El blog de hoy no tiene ni título ni sentido. Lo comencé a escribir a las 11:34pm desde mi celular, porque el resto del día (fuera de la media hora que me queda) estuve fuera de casa.

Hoy por poco me quito. En dos ocasiones por poco me quedo dormido sin publicar el post de hoy.

Usualmente llego a casa más o menos con una idea de lo que quiero escribir ese día; siempre a uno le pasan boberías que inspiran durante el día, o se escucha a alguien decir algo interesante que enciende una pequeña chispa de curiosidad, y pues de ahí es que nacen las ideas para el blog.

Hoy, sin embargo, no pasó nada extraordinario, o al menos nada de lo que quisiera escribir.

Así que por poco me quito por no tener un tema del cual hablar.

Te confieso que llevo 20 posts aconsejándome a mí mismo y disfrazándolo como que te aconsejaba a ti.

“Deja que fluya”, “Olvida las expectativas de la gente”, “Haz lo que te gusta”, “Tírate sin miedo”… Son cosas que todos necesitamos oír, incluso yo. Quizás por eso las escribo.

Aún así me pongo presión todos los días por que cada blog por lo menos tenga una frase que ayude a alguien como yo, alguien con metas similares… alguien que no se quiera quedar estancado donde está.

Pero no siempre se puede. De todos modos, yo no soy quien para motivarte. Solo soy una persona en el internet a quien le gusta sobreanalizar las cosas y escribir sobre ellas en busca de que resuenen con alguien más.

Nos comunicamos para conectar, y de alguna forma u otra, quizás eso es lo que busco cuando escribo.

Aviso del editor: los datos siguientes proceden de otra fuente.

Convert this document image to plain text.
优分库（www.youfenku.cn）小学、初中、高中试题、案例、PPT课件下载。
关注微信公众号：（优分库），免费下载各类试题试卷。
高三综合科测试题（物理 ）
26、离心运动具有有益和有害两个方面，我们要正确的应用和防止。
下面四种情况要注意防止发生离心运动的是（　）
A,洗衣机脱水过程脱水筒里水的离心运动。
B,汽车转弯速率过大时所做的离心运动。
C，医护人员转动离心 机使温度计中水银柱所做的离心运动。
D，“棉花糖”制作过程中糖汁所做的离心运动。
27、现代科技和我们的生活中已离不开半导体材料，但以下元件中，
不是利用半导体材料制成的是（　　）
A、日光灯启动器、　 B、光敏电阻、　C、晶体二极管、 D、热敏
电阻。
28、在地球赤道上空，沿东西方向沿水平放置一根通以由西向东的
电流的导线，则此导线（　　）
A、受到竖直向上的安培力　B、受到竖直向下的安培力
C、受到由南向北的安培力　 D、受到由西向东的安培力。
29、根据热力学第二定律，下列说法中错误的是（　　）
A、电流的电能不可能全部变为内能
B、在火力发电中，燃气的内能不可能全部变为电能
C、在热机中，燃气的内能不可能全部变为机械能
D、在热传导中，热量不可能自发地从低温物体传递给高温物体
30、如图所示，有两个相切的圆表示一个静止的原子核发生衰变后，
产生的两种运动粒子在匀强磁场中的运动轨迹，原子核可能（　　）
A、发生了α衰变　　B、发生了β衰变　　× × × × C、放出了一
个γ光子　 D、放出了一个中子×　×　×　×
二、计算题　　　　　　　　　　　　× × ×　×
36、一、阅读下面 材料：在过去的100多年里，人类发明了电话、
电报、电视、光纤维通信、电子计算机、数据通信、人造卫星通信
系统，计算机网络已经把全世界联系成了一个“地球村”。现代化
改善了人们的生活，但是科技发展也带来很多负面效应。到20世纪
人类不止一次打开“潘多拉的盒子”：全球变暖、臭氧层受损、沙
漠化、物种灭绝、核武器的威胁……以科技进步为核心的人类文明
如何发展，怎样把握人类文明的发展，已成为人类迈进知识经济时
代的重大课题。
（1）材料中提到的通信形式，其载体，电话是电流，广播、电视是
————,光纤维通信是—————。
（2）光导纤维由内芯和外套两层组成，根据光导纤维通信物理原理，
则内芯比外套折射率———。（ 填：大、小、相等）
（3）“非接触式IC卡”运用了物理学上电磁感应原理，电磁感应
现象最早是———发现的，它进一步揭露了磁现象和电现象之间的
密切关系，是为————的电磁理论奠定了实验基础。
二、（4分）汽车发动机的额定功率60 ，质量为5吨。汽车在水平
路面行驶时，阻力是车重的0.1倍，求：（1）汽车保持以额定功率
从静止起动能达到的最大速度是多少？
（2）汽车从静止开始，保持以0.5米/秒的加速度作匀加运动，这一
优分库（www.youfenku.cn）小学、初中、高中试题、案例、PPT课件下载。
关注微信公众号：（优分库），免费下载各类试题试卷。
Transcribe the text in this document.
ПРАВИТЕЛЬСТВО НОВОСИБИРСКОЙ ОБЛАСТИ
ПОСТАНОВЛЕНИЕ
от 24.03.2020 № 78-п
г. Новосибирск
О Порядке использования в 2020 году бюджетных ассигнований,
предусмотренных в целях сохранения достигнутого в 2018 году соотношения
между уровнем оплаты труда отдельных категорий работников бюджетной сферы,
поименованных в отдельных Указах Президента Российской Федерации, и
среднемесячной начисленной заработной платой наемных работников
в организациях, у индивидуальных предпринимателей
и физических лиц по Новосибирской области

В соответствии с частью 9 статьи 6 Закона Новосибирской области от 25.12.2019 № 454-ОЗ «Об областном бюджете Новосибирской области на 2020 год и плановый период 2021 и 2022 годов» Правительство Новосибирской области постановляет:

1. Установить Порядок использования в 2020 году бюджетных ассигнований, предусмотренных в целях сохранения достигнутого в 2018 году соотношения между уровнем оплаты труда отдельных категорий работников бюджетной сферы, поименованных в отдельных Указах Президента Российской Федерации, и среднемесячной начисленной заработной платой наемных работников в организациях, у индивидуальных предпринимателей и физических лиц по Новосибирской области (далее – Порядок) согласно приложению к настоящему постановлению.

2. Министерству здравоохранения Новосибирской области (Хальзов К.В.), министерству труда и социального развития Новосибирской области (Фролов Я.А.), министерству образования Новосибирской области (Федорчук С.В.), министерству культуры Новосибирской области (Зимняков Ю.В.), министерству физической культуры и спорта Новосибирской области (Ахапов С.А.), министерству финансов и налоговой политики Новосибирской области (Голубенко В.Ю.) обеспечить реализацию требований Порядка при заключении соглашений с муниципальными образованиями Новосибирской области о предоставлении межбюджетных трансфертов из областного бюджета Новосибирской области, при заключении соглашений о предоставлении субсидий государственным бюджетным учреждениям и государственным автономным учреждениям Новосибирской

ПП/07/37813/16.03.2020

Lo que sí sé es que empecé este reto de 30 días para volver a escribir por placer, y hoy, en el día #21, me doy a mí mismo un pequeño reminder.

¿Querías algo real? Aquí mis letras crudas, sin editar, escritas desde un celular que corre el riesgo de apagarse en cualquier momento, pero no me he molestado en buscar el cargador.

Este blog no tiene título, ni sentido, ni un punto en específico al que quisiera llegar. No tiene un twist positivo ni inspiracional. No busca motivarte a nada.

O al menos eso depende de qué lado lo veas.